Sometimes the moments that challenge us the most, define us



Deena Kastor

Saturday, October 23, 2010

Fast Car

I will be gone for about ten days without a computer so I thought I would write something before we left. We are going on a road trip to a number of places, the Grand Canyon being one of them. I have never been there and I am very excited. I like to see proof that the unimaginable does exist and I forsee that happening when we are there. Soon we will have the car packed and our dog Max settled and be on our way. Hopefully, I will get some running in during the trip :)

Last week I was listening to some older cd's that I haven't heard in a while. One of them I will admit was straight from the 80's by Whitney Housten. I am not embarrassed at all to say that I still know the words to most of the songs on that cd. It wasn't event originally sold as a cd-it was a cassette tape.  The other was a Tracy Chapman which had the song "Fast Car" on it. Does anyone remember that song? Of course you do.....that song is unforgettable. Of all the music I listen to that song is my favorite-hands down-no exceptions.

The reason I am bringing it up is because I believe it speaks so much to what I believe to be the most important gift that anyone can be given: Hope. If you listen to the lyrics you will notice that the woman in the song continues to struggle in life but she never gives up-she has hope that life will get better.  And it does.
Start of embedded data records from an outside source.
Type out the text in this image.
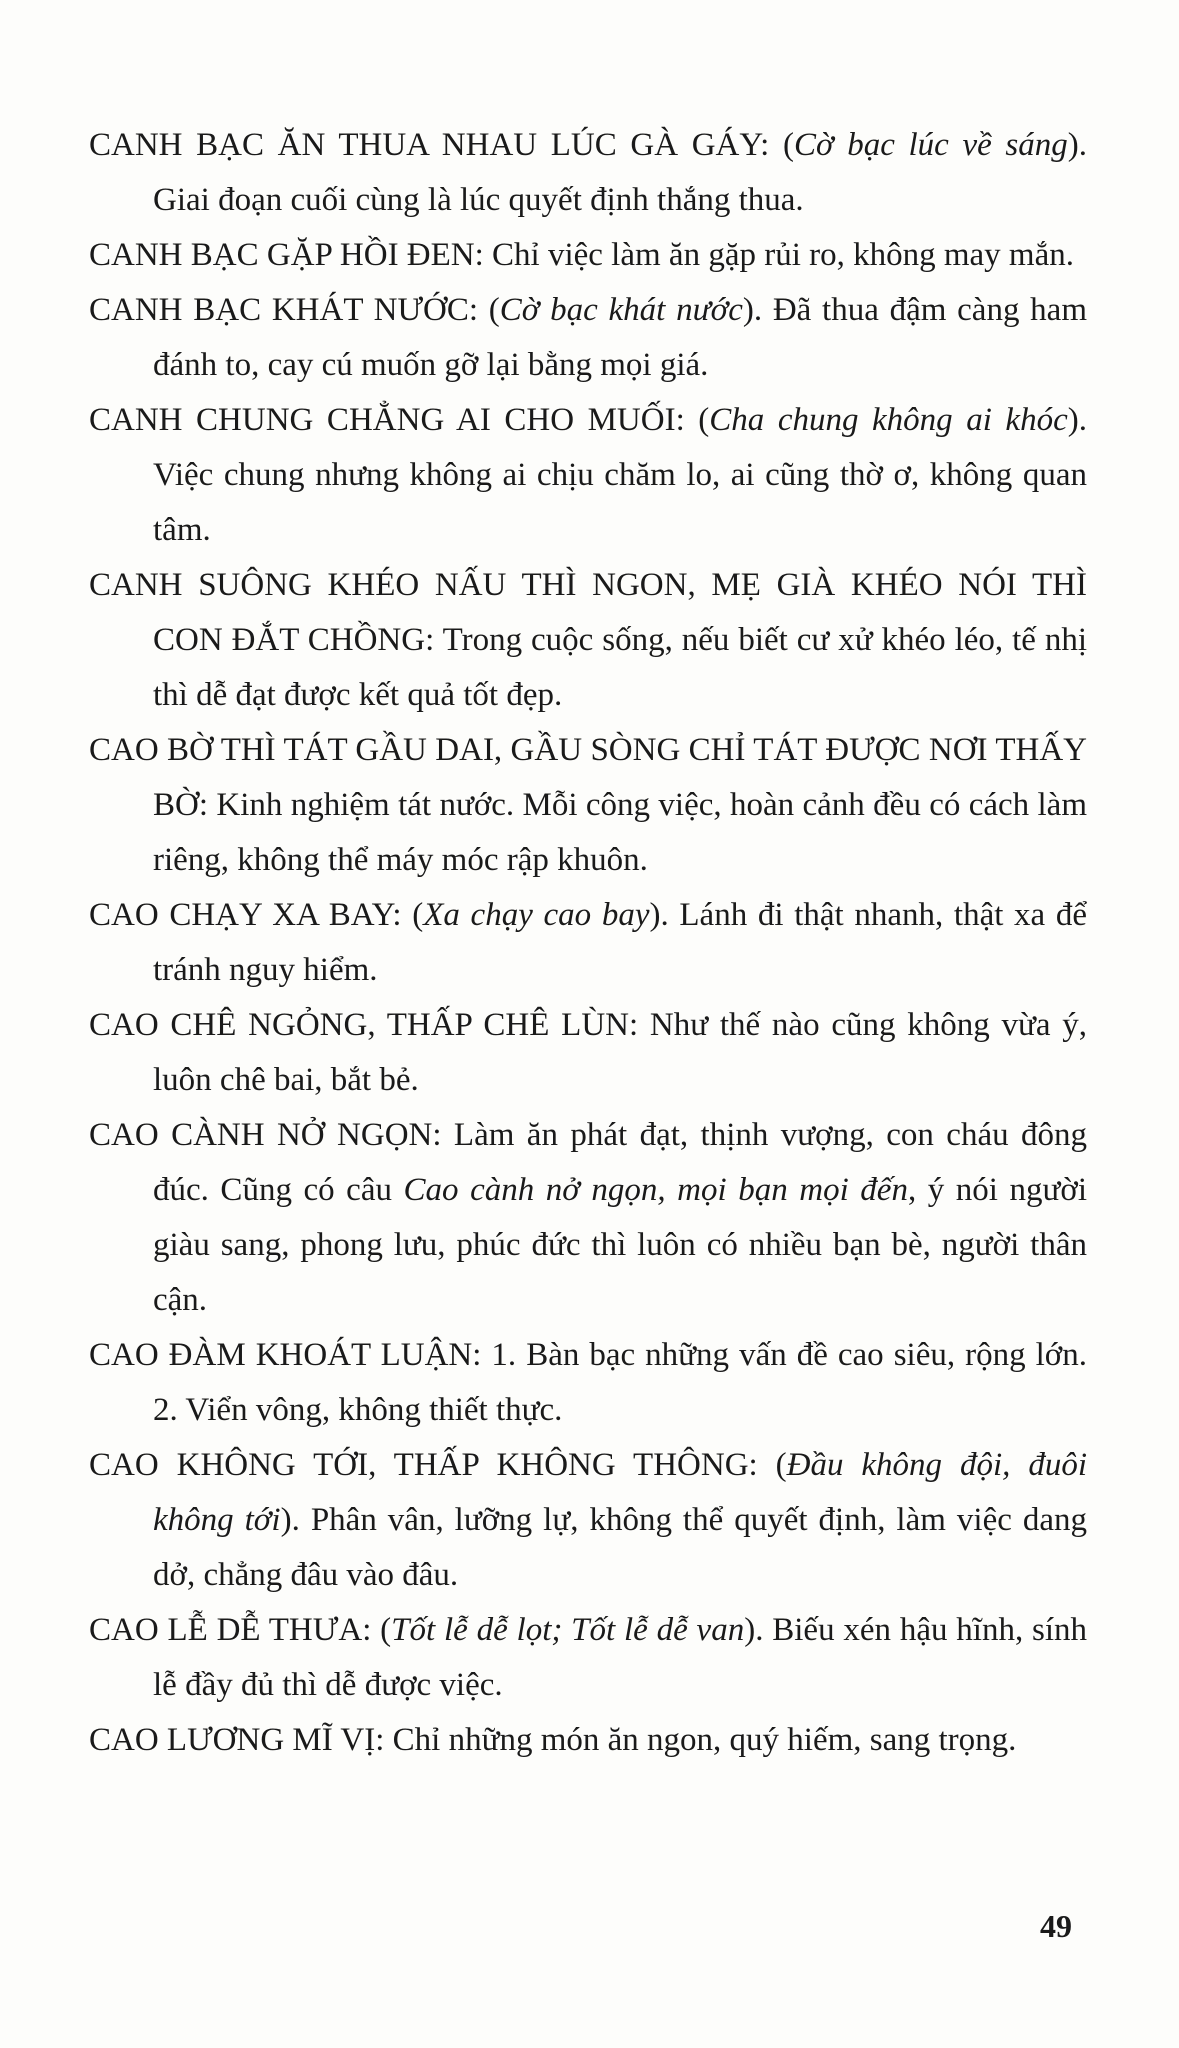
CANH BẠC ĂN THUA NHAU LÚC GÀ GÁY: (Cờ bạc lúc về sáng). Giai đoạn cuối cùng là lúc quyết định thắng thua.

CANH BẠC GẶP HỒI ĐEN: Chỉ việc làm ăn gặp rủi ro, không may mắn.

CANH BẠC KHÁT NƯỚC: (Cờ bạc khát nước). Đã thua đậm càng ham đánh to, cay cú muốn gỡ lại bằng mọi giá.

CANH CHUNG CHẲNG AI CHO MUỐI: (Cha chung không ai khóc). Việc chung nhưng không ai chịu chăm lo, ai cũng thờ ơ, không quan tâm.

CANH SUÔNG KHÉO NẤU THÌ NGON, MẸ GIÀ KHÉO NÓI THÌ CON ĐẮT CHỒNG: Trong cuộc sống, nếu biết cư xử khéo léo, tế nhị thì dễ đạt được kết quả tốt đẹp.

CAO BỜ THÌ TÁT GẦU DAI, GẦU SÒNG CHỈ TÁT ĐƯỢC NƠI THẤY BỜ: Kinh nghiệm tát nước. Mỗi công việc, hoàn cảnh đều có cách làm riêng, không thể máy móc rập khuôn.

CAO CHẠY XA BAY: (Xa chạy cao bay). Lánh đi thật nhanh, thật xa để tránh nguy hiểm.

CAO CHÊ NGỎNG, THẤP CHÊ LÙN: Như thế nào cũng không vừa ý, luôn chê bai, bắt bẻ.

CAO CÀNH NỞ NGỌN: Làm ăn phát đạt, thịnh vượng, con cháu đông đúc. Cũng có câu Cao cành nở ngọn, mọi bạn mọi đến, ý nói người giàu sang, phong lưu, phúc đức thì luôn có nhiều bạn bè, người thân cận.

CAO ĐÀM KHOÁT LUẬN: 1. Bàn bạc những vấn đề cao siêu, rộng lớn. 2. Viển vông, không thiết thực.

CAO KHÔNG TỚI, THẤP KHÔNG THÔNG: (Đầu không đội, đuôi không tới). Phân vân, lưỡng lự, không thể quyết định, làm việc dang dở, chẳng đâu vào đâu.

CAO LỄ DỄ THƯA: (Tốt lễ dễ lọt; Tốt lễ dễ van). Biếu xén hậu hĩnh, sính lễ đầy đủ thì dễ được việc.

CAO LƯƠNG MĨ VỊ: Chỉ những món ăn ngon, quý hiếm, sang trọng.

49
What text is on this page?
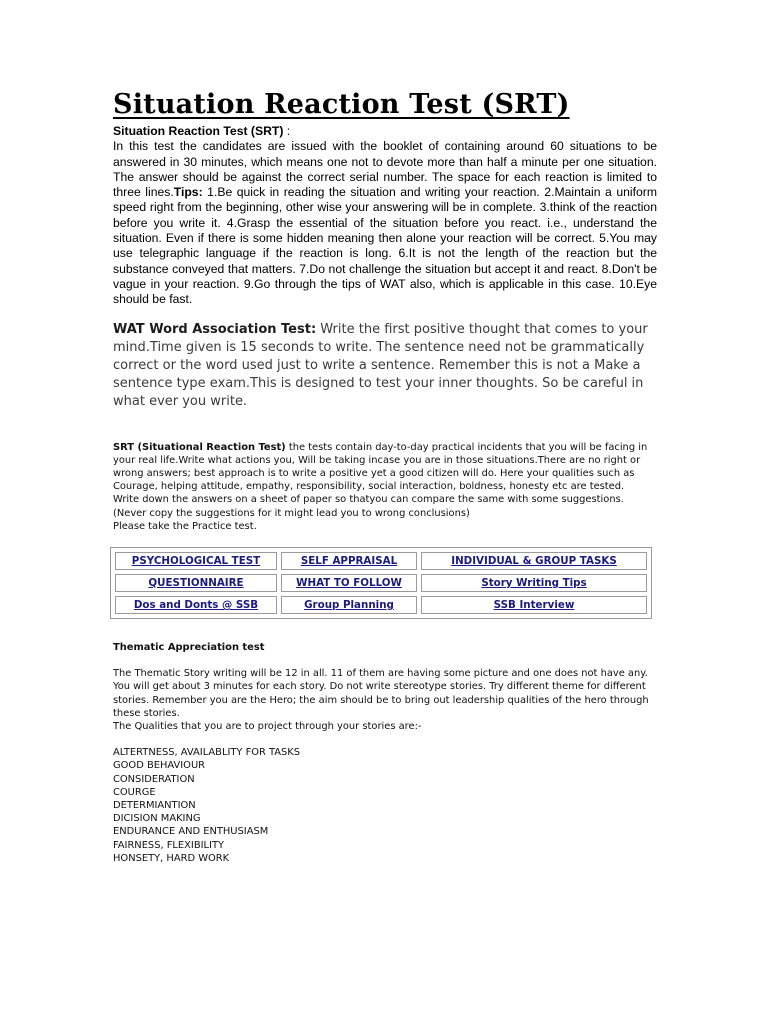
Situation Reaction Test (SRT)
Situation Reaction Test (SRT) :
In this test the candidates are issued with the booklet of containing around 60 situations to be answered in 30 minutes, which means one not to devote more than half a minute per one situation. The answer should be against the correct serial number. The space for each reaction is limited to three lines.Tips: 1.Be quick in reading the situation and writing your reaction. 2.Maintain a uniform speed right from the beginning, other wise your answering will be in complete. 3.think of the reaction before you write it. 4.Grasp the essential of the situation before you react. i.e., understand the situation. Even if there is some hidden meaning then alone your reaction will be correct. 5.You may use telegraphic language if the reaction is long. 6.It is not the length of the reaction but the substance conveyed that matters. 7.Do not challenge the situation but accept it and react. 8.Don't be vague in your reaction. 9.Go through the tips of WAT also, which is applicable in this case. 10.Eye should be fast.
WAT Word Association Test: Write the first positive thought that comes to your mind.Time given is 15 seconds to write. The sentence need not be grammatically correct or the word used just to write a sentence. Remember this is not a Make a sentence type exam.This is designed to test your inner thoughts. So be careful in what ever you write.
SRT (Situational Reaction Test) the tests contain day-to-day practical incidents that you will be facing in your real life.Write what actions you, Will be taking incase you are in those situations.There are no right or wrong answers; best approach is to write a positive yet a good citizen will do. Here your qualities such as Courage, helping attitude, empathy, responsibility, social interaction, boldness, honesty etc are tested. Write down the answers on a sheet of paper so thatyou can compare the same with some suggestions. (Never copy the suggestions for it might lead you to wrong conclusions)
Please take the Practice test.
PSYCHOLOGICAL TEST	SELF APPRAISAL	INDIVIDUAL & GROUP TASKS
QUESTIONNAIRE	WHAT TO FOLLOW	Story Writing Tips
Dos and Donts @ SSB	Group Planning	SSB Interview
Thematic Appreciation test
The Thematic Story writing will be 12 in all. 11 of them are having some picture and one does not have any. You will get about 3 minutes for each story. Do not write stereotype stories. Try different theme for different stories. Remember you are the Hero; the aim should be to bring out leadership qualities of the hero through these stories.
The Qualities that you are to project through your stories are:-
ALTERTNESS, AVAILABLITY FOR TASKS
GOOD BEHAVIOUR
CONSIDERATION
COURGE
DETERMIANTION
DICISION MAKING
ENDURANCE AND ENTHUSIASM
FAIRNESS, FLEXIBILITY
HONSETY, HARD WORK
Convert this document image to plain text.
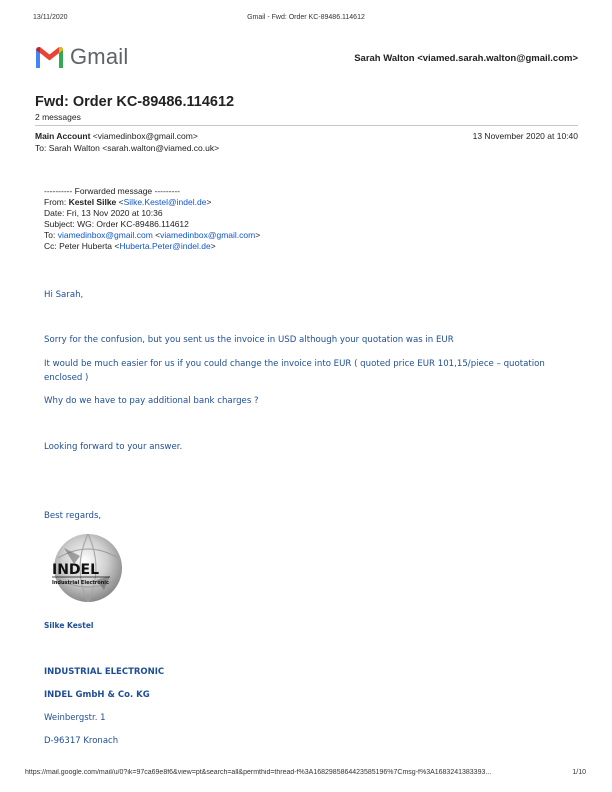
13/11/2020	Gmail - Fwd: Order KC-89486.114612
Gmail	Sarah Walton <viamed.sarah.walton@gmail.com>
Fwd: Order KC-89486.114612
2 messages
Main Account <viamedinbox@gmail.com>	13 November 2020 at 10:40
To: Sarah Walton <sarah.walton@viamed.co.uk>
---------- Forwarded message ---------
From: Kestel Silke <Silke.Kestel@indel.de>
Date: Fri, 13 Nov 2020 at 10:36
Subject: WG: Order KC-89486.114612
To: viamedinbox@gmail.com <viamedinbox@gmail.com>
Cc: Peter Huberta <Huberta.Peter@indel.de>
Hi Sarah,
Sorry for the confusion, but you sent us the invoice in USD although your quotation was in EUR
It would be much easier for us if you could change the invoice into EUR ( quoted price EUR 101,15/piece – quotation enclosed )
Why do we have to pay additional bank charges ?
Looking forward to your answer.
Best regards,
INDEL
Industrial Electronic
Silke Kestel
INDUSTRIAL ELECTRONIC
INDEL GmbH & Co. KG
Weinbergstr. 1
D-96317 Kronach
https://mail.google.com/mail/u/0?ik=97ca69e8f6&view=pt&search=all&permthid=thread-f%3A1682985864423585196%7Cmsg-f%3A1683241383393...	1/10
If I hear it correctly she ends up telling her boyfriend or husband to "take your fast car and keep and driving". Well, however you interpret the song, and I am sure there are many interpretations, I think it is about continuing to have hope despite the difficulties you face in life.

I had a professor in college who once spent an entire class  session on the importance of having hope in one's life. The class was actually about how drug addiction often causes people to give up hope and therefore continue to do drugs because they feel that life is, well, hopeless. People often don't believe that they are capable of having a different life or that life is even worth living if there's nothing to hope for. Abused children and teens feel this way sometimes.  Maybe more than sometimes.

We as adults are responsible for giving hope to children and teens who have been abused.  They have to know that there is hope, that there is a way to have another life other than drugs or suicide, or even prostitution.  Maybe everyone needs a fast car to "have a feeling that I belonged", to "have a feeling I could be someone".  Ah, the 80's, they were great times weren't they?